The next U.S. president, George W. Bush, did not personally interfere in Israeli elections, though he had strong relationships with the two Israeli prime ministers who served during his term: Ariel Sharon and Ehud Olmert. Both ran against Netanyahu and defeated him: Sharon in an internal Likud primary in 2002; and Olmert in the 2006 general election.(Sharon did hire one of Bush’s campaign advisers, Stuart Stevens, to work on his own campaigns.)

However, Washington's involvement in Israeli politics spiraled to new levels in the decade since Netanyahu returned to power in 2009. That election victory and two subsequent wins in 2013 and 2015 were helped by the support of Israel Hayom, a newspaper that Netanyahu’s political partners on the Israeli right have compared to the Soviet propaganda newspaper Pravda.

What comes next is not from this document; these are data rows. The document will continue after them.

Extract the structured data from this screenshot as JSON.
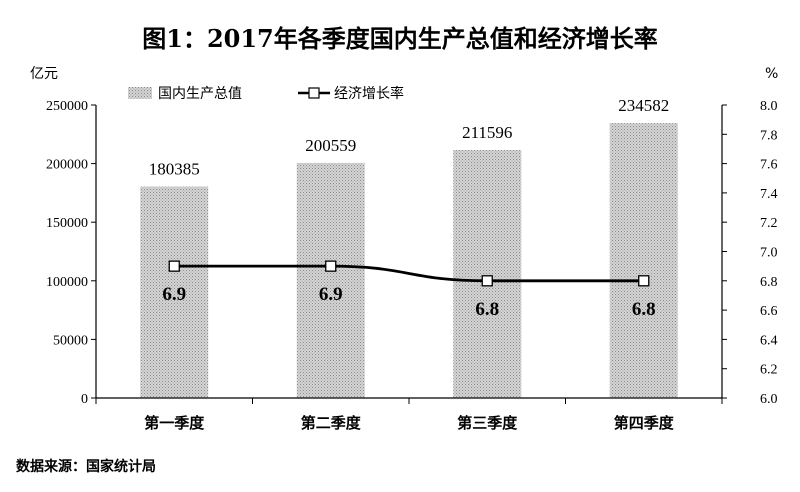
{
  "chart_data": {
    "type": "bar",
    "title": "图1：2017年各季度国内生产总值和经济增长率",
    "categories": [
      "第一季度",
      "第二季度",
      "第三季度",
      "第四季度"
    ],
    "series": [
      {
        "name": "国内生产总值",
        "type": "bar",
        "axis": "left",
        "values": [
          180385,
          200559,
          211596,
          234582
        ]
      },
      {
        "name": "经济增长率",
        "type": "line",
        "axis": "right",
        "values": [
          6.9,
          6.9,
          6.8,
          6.8
        ]
      }
    ],
    "ylabel": "亿元",
    "y2label": "%",
    "ylim": [
      0,
      250000
    ],
    "y2lim": [
      6.0,
      8.0
    ],
    "yticks": [
      "0",
      "50000",
      "100000",
      "150000",
      "200000",
      "250000"
    ],
    "y2ticks": [
      "6.0",
      "6.2",
      "6.4",
      "6.6",
      "6.8",
      "7.0",
      "7.2",
      "7.4",
      "7.6",
      "7.8",
      "8.0"
    ],
    "legend_position": "top",
    "grid": false
  },
  "source_note": "数据来源：国家统计局"
}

Israel Hayom is distributed for free and bankrolled by casino billionaire Sheldon Adelson, a prominent donor to Republican politicians in America.

Meanwhile, Netanyahu accused the Obama administration of trying to torpedo him in the 2015 election (which he won). He charged that the administration supported NGOs in Israel working to persuade Arab and secular Israelis to vote, those being communities unlikely to support Likud and the other right-wing parties. Unlike Bill Clinton, however, Obama wasn’t particularly popular in Israel: Netanyahu benefited politically from portraying him as a threat to his rule.

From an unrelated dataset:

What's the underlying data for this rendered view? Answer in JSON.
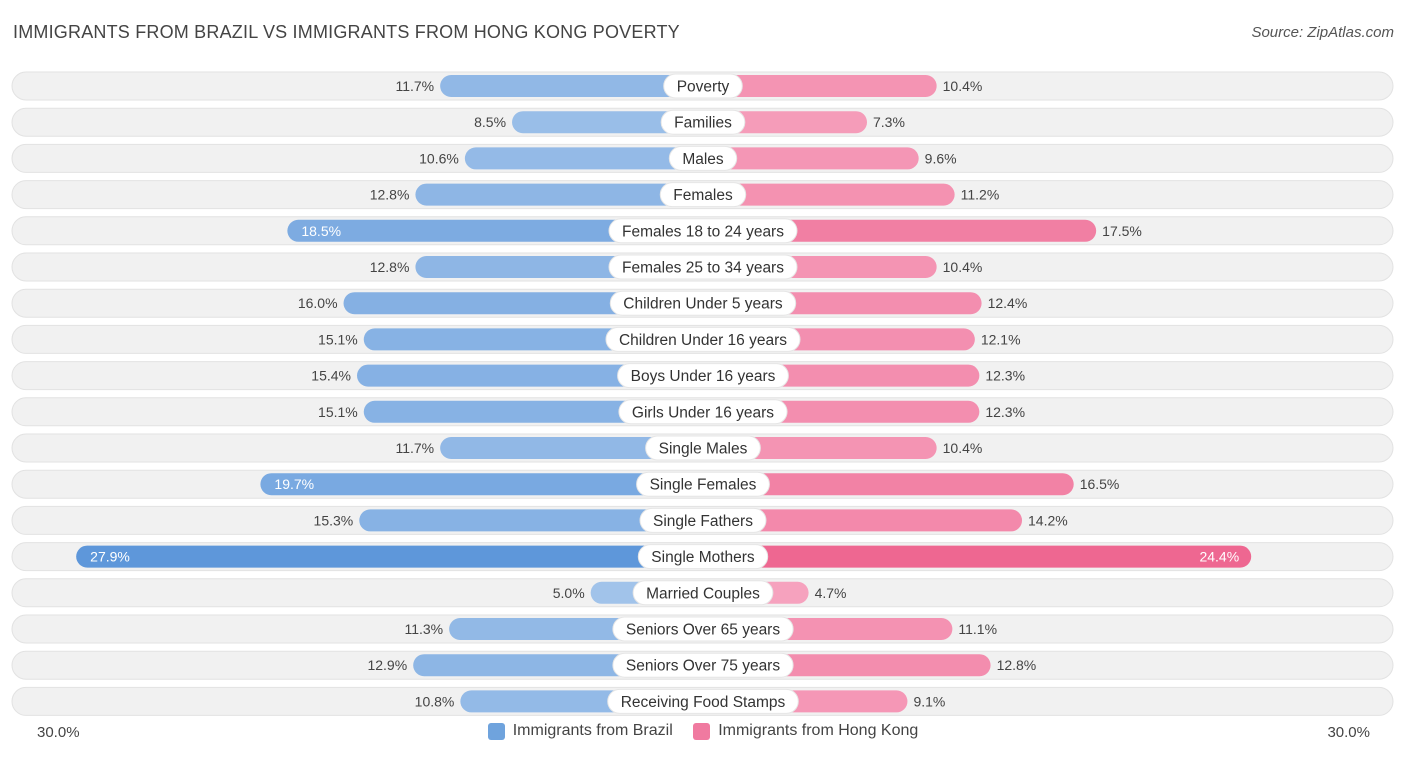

For the 2015 election, Netanyahu enlisted his Republican allies in the U.S. Congress by organizing an invitation for himself to address a joint session of Congress just two weeks before Election Day. The speech, about Iran, received high ratings on Israeli television channels and helped Netanyahu portray himself as capable of standing up to Obama. (His speech didn’t stop Obama from achieving the number of votes in Congress that he needed in order to sign the nuclear deal with Iran several months later.)

Three days before Election Day in 2015, Netanyahu got another Republican assist: Sen. Ted Cruz of Texas vowed to investigate the Obama administration’s intervention in the Israeli election. The report made national headlines in Israel at a crucial time for Netanyahu, who entered the last stretch of the campaign behind in the polls.

In the second campaign of 2019, Netanyahu is counting on those joint images with Trump to keep right-wing voters behind him — and this time, Trump could also play a significant role during the stage of coalition negotiations.

If neither Netanyahu nor Gantz can build a stable coalition by themselves, which seems a likely outcome, Trump could help solve the political impasse. He could finally release his administration’s long-awaited peace plan and give the two would-be leaders the perfect excuse to form a unity government.